Making good choices is the most important skill of all.  Why is it so hard for some of us to learn?

Monday, October 8, 2012

We all choose the path we walk.  Sometimes we simply choose not to walk at all because the fork in the road is too difficult a choice.  Choosing to do nothing is a choice too.
Sometimes we find ourselves right in the middle of a battlefield that we did not create.  It's the reason I have often thought I'd be quite content to live a hermit's life.  I don't like battlefields at all.  I struggle with understanding the the need for diplomacy, neutrality and advocacy.  Where do I need to be in any given situation?
Sooner or later we all find ourselves standing in the crossfire between people we care about.  When 2 parties have irreconcilable differences, and we are somehow involved with them, we are affected somehow - some way.  It can be a family dispute, divorce, friendship struggles - we are all suffer collateral damage.  We are forced into choices.
Earlier today as I thought about it, it seemed there were three choices.  A rational person does not want to be standing in the cross fire.  Walk behind the one firing line - the other firing line or head for the bunker.  But there are other choices.
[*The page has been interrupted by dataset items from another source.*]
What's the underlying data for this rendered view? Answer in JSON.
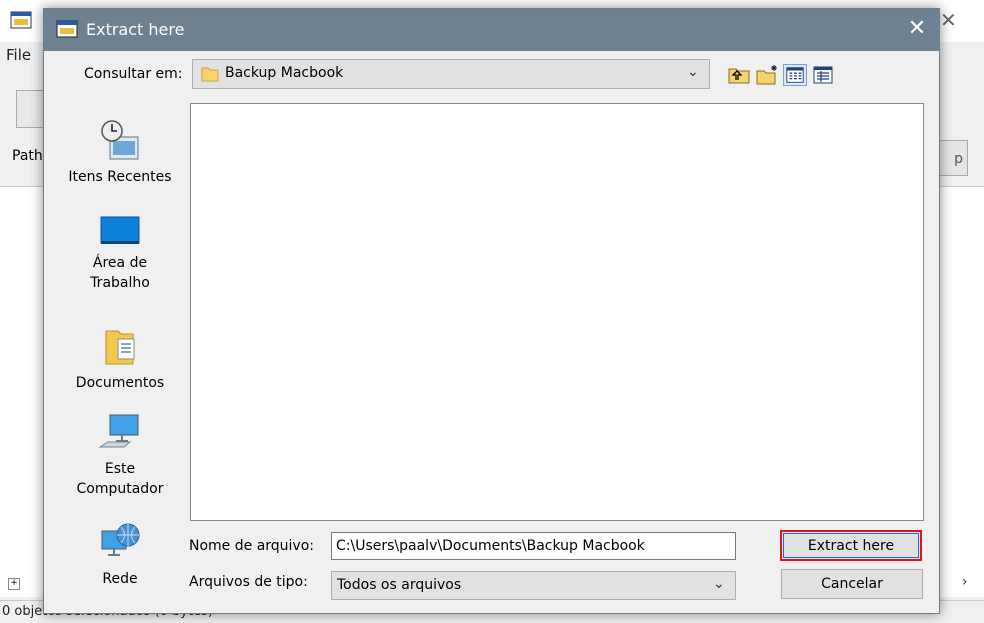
{
  "background": {
    "menu_file": "File",
    "path_label": "Path",
    "right_button": "p",
    "status_text": "0 objetos selecionados (0 bytes)"
  },
  "dialog": {
    "title": "Extract here",
    "look_in": {
      "label": "Consultar em:",
      "value": "Backup Macbook"
    },
    "toolbar_icons": [
      "up-folder-icon",
      "new-folder-icon",
      "list-view-icon",
      "details-view-icon"
    ],
    "places": [
      {
        "id": "recent",
        "label": "Itens Recentes",
        "icon": "recent-items-icon"
      },
      {
        "id": "desktop",
        "label": "Área de Trabalho",
        "icon": "desktop-icon"
      },
      {
        "id": "documents",
        "label": "Documentos",
        "icon": "documents-icon"
      },
      {
        "id": "computer",
        "label": "Este Computador",
        "icon": "computer-icon"
      },
      {
        "id": "network",
        "label": "Rede",
        "icon": "network-icon"
      }
    ],
    "file_name": {
      "label": "Nome de arquivo:",
      "value": "C:\\Users\\paalv\\Documents\\Backup Macbook"
    },
    "file_type": {
      "label": "Arquivos de tipo:",
      "value": "Todos os arquivos"
    },
    "buttons": {
      "extract": "Extract here",
      "cancel": "Cancelar"
    }
  },
  "colors": {
    "title_bar": "#6d8190",
    "highlight_border": "#e0151c"
  }
}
I'm reminded that the most noble and the best for everyone is the path of diplomacy.  Encourage all parties to come to the table and reach an acceptable agreement.  Stop the war and stop it before shots are fired.  If shots have already been fired - look for avenues for a truce.  Stop the WAR!  No one wins a war.  Yes, someone comes out on top, but there is always damage that cannot be undone.
The other choice is neutrality - try to walk both sides of the firing line - pretend there is no war going on.  Read about Switzerland and the WWII legacy to understand where that leads.  The sharks will take advantage of you and you'll be holding things you never intended to hold leaving you as more of an accomplice than a neutral party.
So I'm thinkin' you gotta stand for something.  Take your time.  Look carefully.  Those who love war will keep on it.  They will care little about the collateral damage.  And typically they are defending a position they created for themselves.  It is a needless fight.